Sports and club activity fees are also not qualified 529 expenses. So if you want to join an intramural basketball league or a college chess club, you’ll have to use outside funds, rather than your 529 withdrawal money, to pay for it.
Room and board are covered by 529 withdrawals as long as you have an education savings plan (generally, the prepaid plan cannot be used to cover these expenses) and you are at least a part-time student. However, that doesn’t mean you can use your plan money to decorate your room in the latest trendy style. Room furnishings and decorations are considered personal expenses, and thus aren’t included as qualified 529 expenses.
Every school estimates attendance costs. These costs provide an idea of what you can expect to pay when you attend a specific school.
How much money you can withdraw from your 529 to pay for living costs such as housing and food is based on the cost of attendance at your chosen school.

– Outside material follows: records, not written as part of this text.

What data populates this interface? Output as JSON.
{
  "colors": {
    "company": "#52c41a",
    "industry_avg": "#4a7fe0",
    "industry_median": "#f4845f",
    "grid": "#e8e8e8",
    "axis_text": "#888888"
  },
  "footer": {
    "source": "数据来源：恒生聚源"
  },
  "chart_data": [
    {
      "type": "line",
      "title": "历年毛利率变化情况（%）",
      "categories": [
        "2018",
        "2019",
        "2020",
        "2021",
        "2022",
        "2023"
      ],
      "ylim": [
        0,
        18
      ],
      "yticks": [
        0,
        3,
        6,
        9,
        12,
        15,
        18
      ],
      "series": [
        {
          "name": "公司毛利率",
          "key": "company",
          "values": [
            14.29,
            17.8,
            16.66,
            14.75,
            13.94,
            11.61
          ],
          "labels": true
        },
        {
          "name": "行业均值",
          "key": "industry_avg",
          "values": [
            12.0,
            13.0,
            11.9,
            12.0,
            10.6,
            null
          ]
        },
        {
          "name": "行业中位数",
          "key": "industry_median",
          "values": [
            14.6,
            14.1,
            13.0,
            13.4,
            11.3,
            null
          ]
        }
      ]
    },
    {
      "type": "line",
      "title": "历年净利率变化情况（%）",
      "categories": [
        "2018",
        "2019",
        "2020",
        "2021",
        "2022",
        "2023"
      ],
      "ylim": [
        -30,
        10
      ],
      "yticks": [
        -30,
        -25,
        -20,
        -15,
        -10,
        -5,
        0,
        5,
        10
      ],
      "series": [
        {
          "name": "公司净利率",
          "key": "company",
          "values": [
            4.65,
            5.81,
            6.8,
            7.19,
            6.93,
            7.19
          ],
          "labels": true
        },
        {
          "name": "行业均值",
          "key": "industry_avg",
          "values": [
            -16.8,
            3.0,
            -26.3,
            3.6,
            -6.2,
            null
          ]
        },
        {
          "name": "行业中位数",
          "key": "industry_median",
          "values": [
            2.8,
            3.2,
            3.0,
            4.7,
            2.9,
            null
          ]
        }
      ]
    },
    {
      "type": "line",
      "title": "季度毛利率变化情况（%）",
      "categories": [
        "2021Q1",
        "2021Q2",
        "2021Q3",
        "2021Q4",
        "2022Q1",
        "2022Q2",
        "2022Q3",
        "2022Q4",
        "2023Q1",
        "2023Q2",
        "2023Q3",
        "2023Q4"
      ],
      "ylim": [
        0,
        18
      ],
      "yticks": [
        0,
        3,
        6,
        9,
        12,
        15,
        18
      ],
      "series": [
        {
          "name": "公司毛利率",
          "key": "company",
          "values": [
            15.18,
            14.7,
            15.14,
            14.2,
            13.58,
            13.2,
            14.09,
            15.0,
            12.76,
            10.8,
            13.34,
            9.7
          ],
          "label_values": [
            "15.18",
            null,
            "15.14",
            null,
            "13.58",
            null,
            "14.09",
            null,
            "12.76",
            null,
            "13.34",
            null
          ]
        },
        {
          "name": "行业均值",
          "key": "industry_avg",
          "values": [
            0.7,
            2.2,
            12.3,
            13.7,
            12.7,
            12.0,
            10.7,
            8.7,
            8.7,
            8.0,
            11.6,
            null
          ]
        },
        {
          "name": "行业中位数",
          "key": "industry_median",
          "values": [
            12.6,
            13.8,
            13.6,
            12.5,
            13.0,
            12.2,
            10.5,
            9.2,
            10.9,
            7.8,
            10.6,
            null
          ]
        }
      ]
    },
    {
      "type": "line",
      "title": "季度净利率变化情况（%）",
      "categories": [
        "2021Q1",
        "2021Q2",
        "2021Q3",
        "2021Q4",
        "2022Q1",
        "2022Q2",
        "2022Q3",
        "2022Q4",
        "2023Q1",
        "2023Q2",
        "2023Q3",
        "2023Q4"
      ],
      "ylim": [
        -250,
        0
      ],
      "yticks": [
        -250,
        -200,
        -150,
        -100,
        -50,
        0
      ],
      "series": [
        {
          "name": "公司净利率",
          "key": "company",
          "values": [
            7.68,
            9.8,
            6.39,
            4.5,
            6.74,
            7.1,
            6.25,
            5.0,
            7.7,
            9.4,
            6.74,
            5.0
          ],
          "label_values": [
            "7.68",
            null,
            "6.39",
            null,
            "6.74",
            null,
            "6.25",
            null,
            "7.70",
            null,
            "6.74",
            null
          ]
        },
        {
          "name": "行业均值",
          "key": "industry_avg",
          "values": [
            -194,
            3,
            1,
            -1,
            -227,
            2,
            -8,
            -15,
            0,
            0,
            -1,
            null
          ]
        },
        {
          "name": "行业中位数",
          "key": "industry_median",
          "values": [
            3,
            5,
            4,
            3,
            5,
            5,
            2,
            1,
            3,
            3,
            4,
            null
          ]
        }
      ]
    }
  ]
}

Therefore, you should be careful not to exceed this amount.
It’s easy to stay within estimated costs of attendance when you live on campus and buy a meal plan from the cafeteria. But when you live off campus and buy your own food, you must keep the costs within the given cost of attendance at the school. In other words, you can’t pay any more to live and eat off campus than you would to live in the dorms and eat in the dining hall, per the school’s calculations.
If you have questions about your own school’s limit on housing and food costs, ask the financial aid office for the cost of attendance so you have some guidance.
Keep your costs separate
When using your 529 money to pay for college costs, keep a record of all your purchases. When tax season arrives, you’ll need receipts to back up your claims.
Try to avoid putting 529 qualified expenses on the same transaction with ineligible costs. For example, if you’re buying groceries for the week, don’t toss shampoo and soap on the same transaction as your food purchases.
While it may seem awkward to divide your purchases and complete two transactions, it could make record-keeping easier. And you may be less likely to draw the attention of the IRS when you prepare your taxes.
Other ways to pay for college expenses
A 529 plan can be a great way to help pay for college expenses, but it’s important to be aware of the limits on such spending so you don’t end up being penalized.
That said, a 529 plan may not cover everything. If you find you still have a college funding gap after using your 529 or other savings plans, you can make use of federal loans, make money through a work study program and look for scholarships and grants. You can also apply for private student loans, although you should be aware that these loans are often not as flexible and do not offer the same benefits as federal loans.